65 ausgewählte Werke des Künstlers sind zu sehen, doch das wichtige Ereignis der Ausstellung ist die Wiedervereinigung des monumentalen Werkpaares „Alpsonntag, Szene am Brunnen“ (1923-24) (Sammlung Klee Zentrum) und „Sonntag der Bergbauern“ (1923-24) (Kabinettsaal des Bundeskanzleramtes, Berlin). Obwohl die beiden Gemälde seinerzeit als „Pendants konzipiert“ waren, präzisiert das Zentrum, dass „die beiden monumentalen Gemälde seit 1933 nie wieder gemeinsam zu sehen waren“. Das von Berlin nach Bern überführte Ölgemälde „Sonntag der Bergbauern“ ist vier Meter lang und 1,70 hoch. Es musste mit einem Kran über die Terrasse des Kanzleramtes in den Ehrenhof gehievt werden. Kurzum, diese Leihgabe hat in Berlin für Aufsehen gesorgt. Apropos, es wurde durch das Bild „Neue Sterne“ von der Schweizer Künstlerin Meret Oppenheim (1913-1985) ersetzt und vom Klee Zentrum zur Verfügung gestellt.
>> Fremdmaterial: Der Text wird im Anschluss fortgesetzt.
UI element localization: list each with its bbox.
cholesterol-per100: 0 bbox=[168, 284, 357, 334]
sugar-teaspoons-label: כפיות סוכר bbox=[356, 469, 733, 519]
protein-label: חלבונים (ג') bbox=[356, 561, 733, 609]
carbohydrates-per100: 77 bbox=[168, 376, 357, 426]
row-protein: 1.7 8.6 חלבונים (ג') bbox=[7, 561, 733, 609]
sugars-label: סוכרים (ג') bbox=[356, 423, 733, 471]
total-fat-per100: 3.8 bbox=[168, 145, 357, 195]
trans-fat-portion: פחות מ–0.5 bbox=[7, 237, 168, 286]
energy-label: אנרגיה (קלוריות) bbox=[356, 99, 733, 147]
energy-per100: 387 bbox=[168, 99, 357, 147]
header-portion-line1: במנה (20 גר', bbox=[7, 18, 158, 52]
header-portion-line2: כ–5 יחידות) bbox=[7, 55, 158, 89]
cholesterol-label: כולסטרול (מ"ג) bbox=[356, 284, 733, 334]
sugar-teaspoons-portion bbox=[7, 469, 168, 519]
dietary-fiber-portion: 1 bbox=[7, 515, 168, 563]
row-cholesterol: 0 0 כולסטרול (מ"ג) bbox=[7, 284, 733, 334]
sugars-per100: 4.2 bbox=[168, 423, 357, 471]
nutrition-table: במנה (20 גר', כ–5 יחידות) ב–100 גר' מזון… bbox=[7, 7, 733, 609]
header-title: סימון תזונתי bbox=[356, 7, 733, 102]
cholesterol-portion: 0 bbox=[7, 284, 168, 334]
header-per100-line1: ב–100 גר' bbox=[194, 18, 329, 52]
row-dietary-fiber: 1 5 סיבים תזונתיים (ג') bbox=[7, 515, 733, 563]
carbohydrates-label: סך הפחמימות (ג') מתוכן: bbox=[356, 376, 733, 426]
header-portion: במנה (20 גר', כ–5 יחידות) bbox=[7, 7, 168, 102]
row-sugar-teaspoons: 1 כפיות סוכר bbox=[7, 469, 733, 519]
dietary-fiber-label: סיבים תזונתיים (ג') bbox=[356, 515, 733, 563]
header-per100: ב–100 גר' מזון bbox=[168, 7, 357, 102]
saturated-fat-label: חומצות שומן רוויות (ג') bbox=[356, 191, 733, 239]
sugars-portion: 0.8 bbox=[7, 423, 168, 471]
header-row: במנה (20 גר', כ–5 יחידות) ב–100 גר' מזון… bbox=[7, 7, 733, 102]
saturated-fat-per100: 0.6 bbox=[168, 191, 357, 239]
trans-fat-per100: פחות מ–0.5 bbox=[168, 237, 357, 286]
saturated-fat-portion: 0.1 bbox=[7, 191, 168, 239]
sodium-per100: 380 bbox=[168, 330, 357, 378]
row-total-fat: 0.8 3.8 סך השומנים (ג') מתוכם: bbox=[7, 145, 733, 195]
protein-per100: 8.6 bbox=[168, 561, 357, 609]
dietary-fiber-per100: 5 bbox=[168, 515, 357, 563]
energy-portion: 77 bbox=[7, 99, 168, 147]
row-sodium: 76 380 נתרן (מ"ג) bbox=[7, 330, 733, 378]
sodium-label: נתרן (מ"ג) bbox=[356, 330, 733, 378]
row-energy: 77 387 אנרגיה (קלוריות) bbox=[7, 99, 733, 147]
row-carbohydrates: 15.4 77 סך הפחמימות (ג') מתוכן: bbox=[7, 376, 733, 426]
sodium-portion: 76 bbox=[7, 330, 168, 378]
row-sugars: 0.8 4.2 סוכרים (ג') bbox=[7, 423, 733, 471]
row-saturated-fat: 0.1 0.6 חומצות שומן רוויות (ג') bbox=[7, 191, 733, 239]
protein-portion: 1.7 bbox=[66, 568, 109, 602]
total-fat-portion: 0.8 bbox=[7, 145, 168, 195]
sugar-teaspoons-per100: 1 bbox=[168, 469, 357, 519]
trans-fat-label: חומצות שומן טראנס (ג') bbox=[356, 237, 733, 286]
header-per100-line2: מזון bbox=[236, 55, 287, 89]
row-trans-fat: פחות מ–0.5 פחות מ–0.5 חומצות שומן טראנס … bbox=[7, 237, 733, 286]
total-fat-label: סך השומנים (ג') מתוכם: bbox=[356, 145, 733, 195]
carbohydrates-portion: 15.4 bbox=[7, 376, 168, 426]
„Brücke“-Gründer Kirchner als „entartet“ eingestuft

Ernst Ludwig Kirchner (1880-1938) wurde in Aschaffenburg geboren, er starb am 15. Juni 1938 in Frauenkirch (heute Davos) durch „Freitod“. Er studierte Architektur, wandte sich aber schnell der bildenden Kunst zu und gründete die Gruppe „Die Brücke“, zusammen mit Zeitgenossen wie Fritz Bleyl, Erich Heckel oder Karl Schmidt-Rottluff. Die vier Künstler wurden als Vorboten des „deutschen Expressionismus“ genannt. Von Dresden ausgehend verlagerte die Gruppe ihre Tätigkeit nach Berlin, wo sie sich um 1913 auflöste. Interessant ist, dass alle Künstler dieser Gruppe von den Nationalsozialisten als „entartet“ abgestraft wurden. Ihre Werke, so hält ein Kunst-Lexikon fest, wurden „beschlagnahmt“ und „zerstört“ oder ins Ausland verkauft.

Infos

„Kirchner x Kirchner“, vom 12. September bis zum 11. Januar 2026 im Kunstzentrum Bern, Hodlerstraße 8-12, 3011 Bern. Es gibt einen Ausstellungskatalog. Weitere Infos: kunstzentrumbern.ch

Von 1911 bis 1918 weilte Kirchner in Berlin und dann nach schwerer Krankheit bis zu seinem Tode in Frauenkirch. Er bediente sich anfangs kräftiger Farben, übte sich in Formkontrasten. Beides Stilelemente, die in seinem späteren Werk eher schwächer zum Ausdruck gelangten. In seiner Berliner Zeit rückten „Straßen- und Varieté-Szenen“ in den Fokus seiner Werke. In der Schweiz fühlte er sich von den imposanten Berglandschaften angezogen und in seinem „Spätwerk“ wagte er sich – unter dem Einfluss von Picasso – an andere Kompositionen und den gezielten Einsatz von Farbelementen. Neben seinen Ölgemälden weist Kirchner gleichwohl ein bedeutendes grafisches Werk auf, auch hat er ansehnliche bildhauerische Arbeiten realisiert.